Since the coronavirus outbreak began in 2019, papers in this area have also started to be written as of that time. Therefore, it is not surprising that there are fewer papers on this topic than on others.
The COVID-19 pandemic’s emergence, rapid geographic spread (to more than 200 countries), and the WHO’s designation of the outbreak as a public health emergency of international concern have prompted researchers to take advantage of bioinformatics tools and techniques in order to quickly develop new diagnostics and vaccines. As a result, the coronavirus appears to form a distinct cluster in the field of bioinformatics due to the significance of this issue.
5. Conclusion
This study identified the bioinformatics topic clusters among Iranian researchers using text-mining techniques and topic modeling tools. These subjects include systems biology, immunoinformatics, cancer bioinformatics, biomarkers, coronavirus, gene expression, and molecular modeling. The biggest and smallest clusters belonged to the topics of systems biology and coronavirus, respectively. The clustering of texts requires the extraction and preservation of semantic information, and one of the characteristics of this extraction is the use of features that have this attribute. As a result, the latent Dirichlet allocation (LDA) model was employed in this paper as a semantic analysis method for feature extraction. The classification of topics in this field has shown a passable performance for the LDA algorithm. The extracted topic classes are well contained and have strong subject connections. Despite the fact that the words in each topic heading may not be identical, they are undoubtedly related. A topic model, in contrast to conventional clustering, enables one to obtain data from multiple clusters rather than just one. These characteristics might be advantageous in the field of bioinformatics.
In general, the findings of this research may, on the one hand, provide a better context for developing research programs and policy, and, on the other hand, they may lead to further recognition and use of topics that have been given more thought.
The intellectual structure of the bioinformatics field in Iran can be inferred from the outputs indexed in the global database and used to predict future research topics and trends by identifying the outstanding topics, which in some way indicate the main trends of the research in a subject area.
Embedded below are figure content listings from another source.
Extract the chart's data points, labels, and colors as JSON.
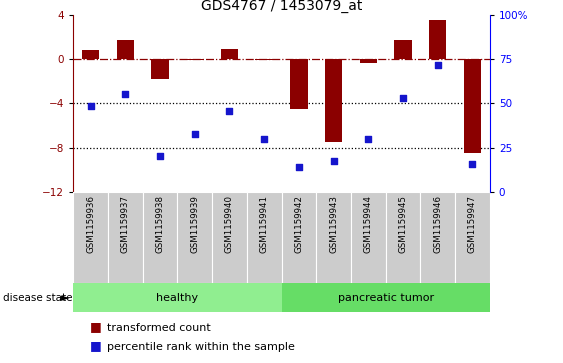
{
  "title": "GDS4767 / 1453079_at",
  "samples": [
    "GSM1159936",
    "GSM1159937",
    "GSM1159938",
    "GSM1159939",
    "GSM1159940",
    "GSM1159941",
    "GSM1159942",
    "GSM1159943",
    "GSM1159944",
    "GSM1159945",
    "GSM1159946",
    "GSM1159947"
  ],
  "transformed_count": [
    0.8,
    1.7,
    -1.8,
    -0.1,
    0.9,
    -0.05,
    -4.5,
    -7.5,
    -0.4,
    1.7,
    3.5,
    -8.5
  ],
  "percentile_rank_mapped": [
    -4.24,
    -3.12,
    -8.72,
    -6.72,
    -4.72,
    -7.22,
    -9.72,
    -9.22,
    -7.22,
    -3.47,
    -0.5,
    -9.47
  ],
  "bar_color": "#8B0000",
  "scatter_color": "#1515CC",
  "background_color": "#ffffff",
  "ylim_left": [
    -12,
    4
  ],
  "ylim_right": [
    0,
    100
  ],
  "yticks_left": [
    4,
    0,
    -4,
    -8,
    -12
  ],
  "yticks_right": [
    100,
    75,
    50,
    25,
    0
  ],
  "dotted_lines": [
    -4,
    -8
  ],
  "legend_labels": [
    "transformed count",
    "percentile rank within the sample"
  ],
  "legend_colors": [
    "#8B0000",
    "#1515CC"
  ],
  "healthy_color": "#90EE90",
  "tumor_color": "#66DD66",
  "label_bg": "#CCCCCC"
}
The gaps in the literature can also be found. In addition, the modeling of topics of bioinformatics articles worldwide and comparing another algorithm with that of the present study is suggested for future research.
Abbreviations
-
- LDA:
-
- Latent Dirichlet allocation
-
- TF:
-
- Term frequency
-
- IDF:
-
- Inverse document frequency
-
- BoW:
-
- Bag of words
-
- ACT:
-
- Author-conference-topic.
Conflicts of Interest
The authors are aware of the issues related to different competing interests, including financial and nonfinancial competing interests, and confirm that there are no conflicts of interest.
Open Research
Data Availability
The data can be downloaded from the Scopus database.